Dans le sang-suite

Les conseillers en communication du Président Hollande lui ont suggéré de proposer aux Français de pavoiser leurs façades aux couleurs du drapeau. Personnellement, je n’ai pas répondu à cette invitation, et pas seulement parce que le terme de pavoiser est effectivement ambigüe. Plus sérieusement, je considère que, dans un pays qui ne s’est jamais affranchi de son jacobinisme, le bleu-blanc-rouge est moins le symbole du pays ou de la nation que celui de l’État ; et je suis décidément trop sensible à ces ratiocinations qui loin d’être stériles font sens.

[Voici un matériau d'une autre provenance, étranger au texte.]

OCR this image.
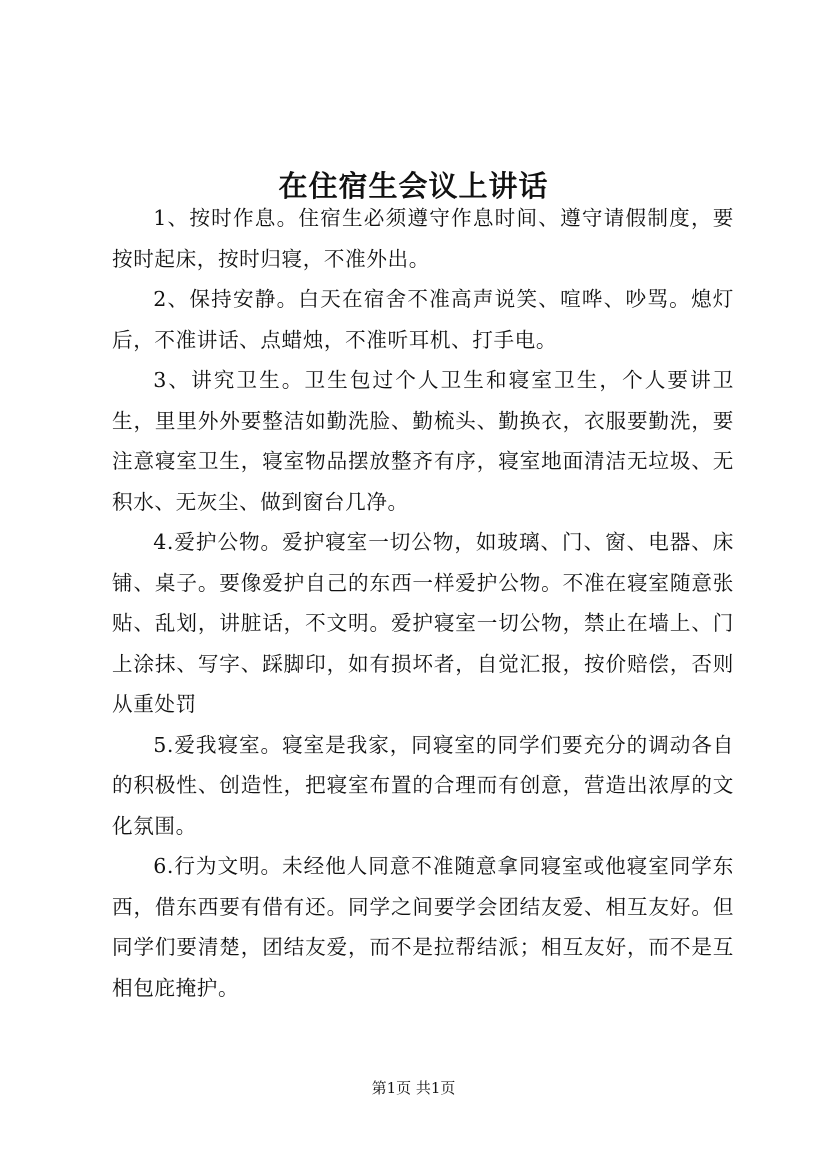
在住宿生会议上讲话

1、按时作息。住宿生必须遵守作息时间、遵守请假制度，要按时起床，按时归寝，不准外出。

2、保持安静。白天在宿舍不准高声说笑、喧哗、吵骂。熄灯后，不准讲话、点蜡烛，不准听耳机、打手电。

3、讲究卫生。卫生包过个人卫生和寝室卫生，个人要讲卫生，里里外外要整洁如勤洗脸、勤梳头、勤换衣，衣服要勤洗，要注意寝室卫生，寝室物品摆放整齐有序，寝室地面清洁无垃圾、无积水、无灰尘、做到窗台几净。

4.爱护公物。爱护寝室一切公物，如玻璃、门、窗、电器、床铺、桌子。要像爱护自己的东西一样爱护公物。不准在寝室随意张贴、乱划，讲脏话，不文明。爱护寝室一切公物，禁止在墙上、门上涂抹、写字、踩脚印，如有损坏者，自觉汇报，按价赔偿，否则从重处罚

5.爱我寝室。寝室是我家，同寝室的同学们要充分的调动各自的积极性、创造性，把寝室布置的合理而有创意，营造出浓厚的文化氛围。

6.行为文明。未经他人同意不准随意拿同寝室或他寝室同学东西，借东西要有借有还。同学之间要学会团结友爱、相互友好。但同学们要清楚，团结友爱，而不是拉帮结派；相互友好，而不是互相包庇掩护。

第1页 共1页
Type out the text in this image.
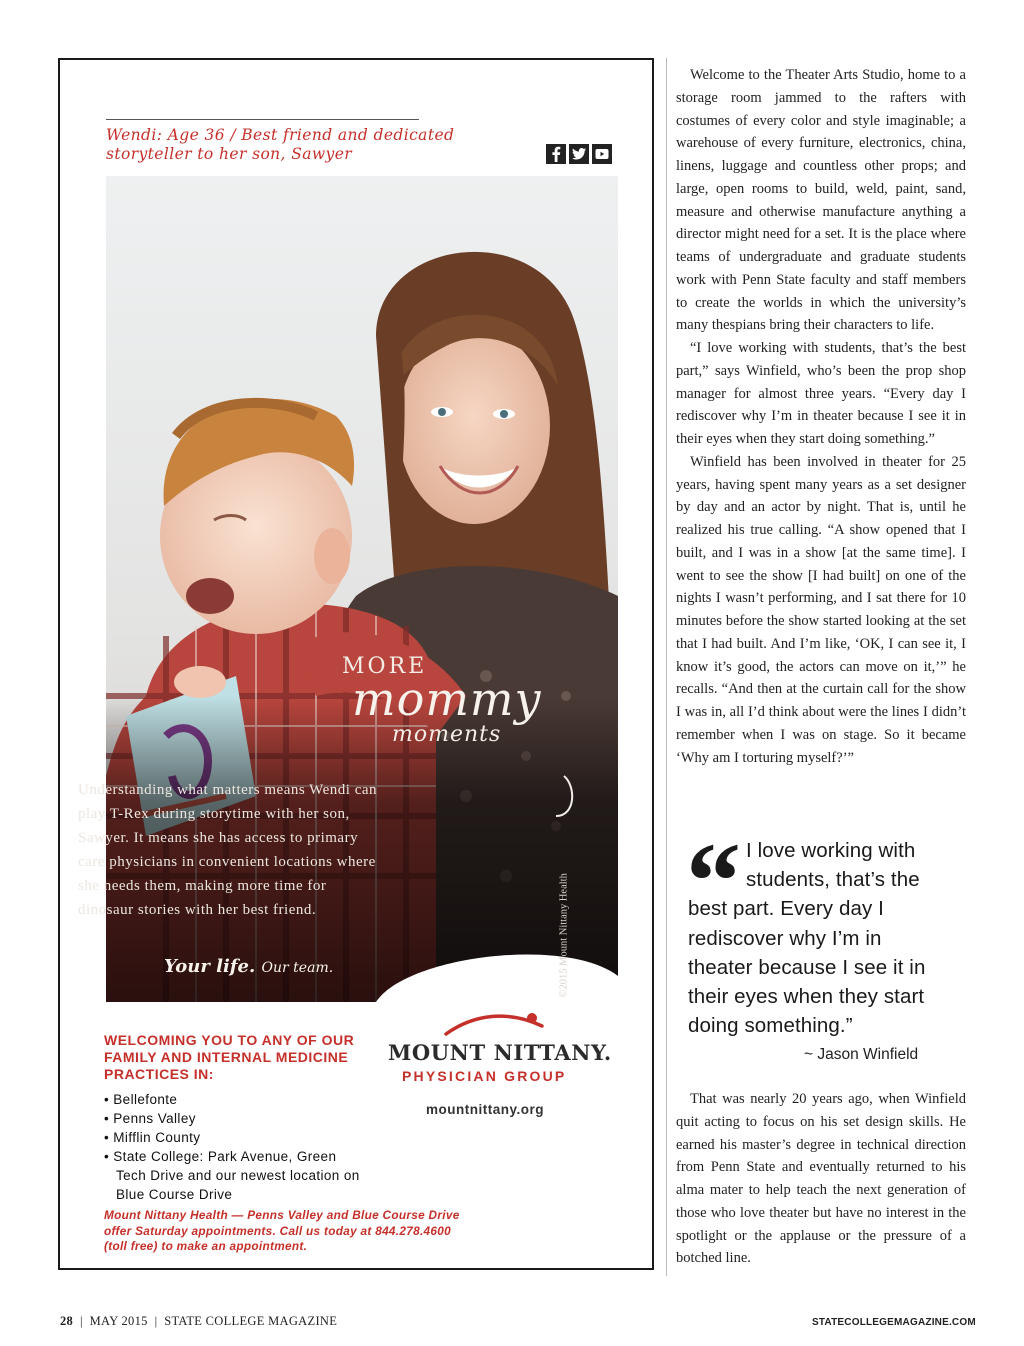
Wendi: Age 36 / Best friend and dedicated storyteller to her son, Sawyer
MORE
mommy
moments
Understanding what matters means Wendi can play T-Rex during storytime with her son, Sawyer. It means she has access to primary care physicians in convenient locations where she needs them, making more time for dinosaur stories with her best friend.
Your life. Our team.	©2015 Mount Nittany Health
WELCOMING YOU TO ANY OF OUR FAMILY AND INTERNAL MEDICINE PRACTICES IN:
• Bellefonte
• Penns Valley
• Mifflin County
• State College: Park Avenue, Green Tech Drive and our newest location on Blue Course Drive
Mount Nittany Health — Penns Valley and Blue Course Drive offer Saturday appointments. Call us today at 844.278.4600 (toll free) to make an appointment.
MOUNT NITTANY.
PHYSICIAN GROUP
mountnittany.org

Welcome to the Theater Arts Studio, home to a storage room jammed to the rafters with costumes of every color and style imaginable; a warehouse of every furniture, electronics, china, linens, luggage and countless other props; and large, open rooms to build, weld, paint, sand, measure and otherwise manufacture anything a director might need for a set. It is the place where teams of undergraduate and graduate students work with Penn State faculty and staff members to create the worlds in which the university’s many thespians bring their characters to life.

“I love working with students, that’s the best part,” says Winfield, who’s been the prop shop manager for almost three years. “Every day I rediscover why I’m in theater because I see it in their eyes when they start doing something.”

Winfield has been involved in theater for 25 years, having spent many years as a set designer by day and an actor by night. That is, until he realized his true calling. “A show opened that I built, and I was in a show [at the same time]. I went to see the show [I had built] on one of the nights I wasn’t performing, and I sat there for 10 minutes before the show started looking at the set that I had built. And I’m like, ‘OK, I can see it, I know it’s good, the actors can move on it,’” he recalls. “And then at the curtain call for the show I was in, all I’d think about were the lines I didn’t remember when I was on stage. So it became ‘Why am I torturing myself?’”

“ I love working with
students, that’s the
best part. Every day I
rediscover why I’m in
theater because I see it in
their eyes when they start
doing something.”
~ Jason Winfield

That was nearly 20 years ago, when Winfield quit acting to focus on his set design skills. He earned his master’s degree in technical direction from Penn State and eventually returned to his alma mater to help teach the next generation of those who love theater but have no interest in the spotlight or the applause or the pressure of a botched line.

28  |  MAY 2015  |  STATE COLLEGE MAGAZINE	STATECOLLEGEMAGAZINE.COM
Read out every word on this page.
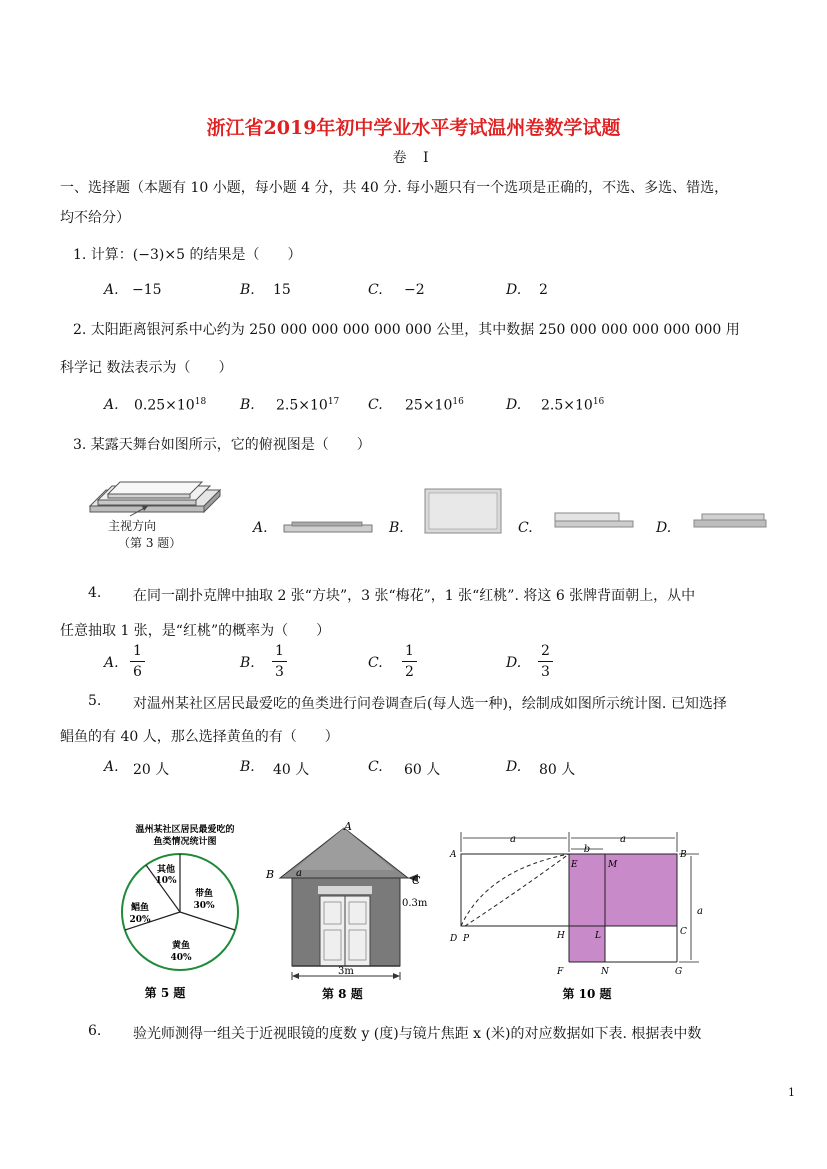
浙江省2019年初中学业水平考试温州卷数学试题
卷 Ⅰ
一、选择题（本题有 10 小题，每小题 4 分，共 40 分. 每小题只有一个选项是正确的，不选、多选、错选，
均不给分）
1. 计算：(−3)×5 的结果是（　　）
A. −15	B. 15	C. −2	D. 2
2. 太阳距离银河系中心约为 250 000 000 000 000 000 公里，其中数据 250 000 000 000 000 000 用
科学记 数法表示为（　　）
A. $0.25\times 10^{18}$ B. $2.5\times 10^{17}$ C. $25\times 10^{16}$	D. $2.5\times 10^{16}$
3. 某露天舞台如图所示，它的俯视图是（　　）
主视方向
（第 3 题）
A.	B.	C.	D.
4. 在同一副扑克牌中抽取 2 张“方块”，3 张“梅花”，1 张“红桃”. 将这 6 张牌背面朝上，从中
任意抽取 1 张，是“红桃”的概率为（　　）
A. $\frac{1}{6}$	B. $\frac{1}{3}$	C. $\frac{1}{2}$	D. $\frac{2}{3}$
5. 对温州某社区居民最爱吃的鱼类进行问卷调查后(每人选一种)，绘制成如图所示统计图. 已知选择
鲳鱼的有 40 人，那么选择黄鱼的有（　　）
A. 20 人	B. 40 人	C. 60 人	D. 80 人
温州某社区居民最爱吃的
鱼类情况统计图
其他
10%
带鱼
30%
黄鱼
40%
鲳鱼
20%
第 5 题
A
B a
C
0.3m
3m
第 8 题
a	a
b
a
A
E	M
B
H	L	C
D P
F	N	G
第 10 题
6. 验光师测得一组关于近视眼镜的度数 y (度)与镜片焦距 x (米)的对应数据如下表. 根据表中数
1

Car la politique, art consommé des relations publiques[1], de la communication, du bonneteau idéologique – dit plus simplement, de l’escroquerie intellectuelle –, récupère, détourne, recycle à son profit, tout ce qui, aux yeux de l’opinion, peut avoir une valeur. Il en fut ainsi du terme de démocratie détourné de son sens premier au XIXe siècle, ou, pour prendre un second exemple assez éloigné du premier, et dans un contexte plus local, du cœur vendéen. Ce fut le symbole de la réaction chouanne antirépublicaine, réaction que la république matât dans le sang – les crimes de guerre des bleus furent dans l’Ouest particulièrement horribles. Mais le Conseil Général de la Vendée, représentant, autant que la préfecture, le système républicain, récupérera ce symbole pour en faire son logotype. Malheur aux vaincus ! Que leur cœur soit arraché et porté en bandoulière par le vainqueur triomphant.

Non, je ne chicane pas ! Pas plus quand je m’interroge sur cette fiction qu’est le peuple[2]. Seulement, je ne veux confondre l’État et la nation, et je suis trop sensible au risque de confusion, d’escamotage, pour ne pas chicaner. Citons à nouveau Nietzsche dans Zarathoustra : « L’État c’est ainsi que s’appelle le plus froid des monstres froids et il ment froidement, et le mensonge que voici sort de sa bouche : « moi, l’État, je suis le peuple ». Et précisons que si notre président est le chef légitime de l’État, Il n’est pas le chef de la nation. Il commande aux armées de la république, mais ne commande pas au peuple.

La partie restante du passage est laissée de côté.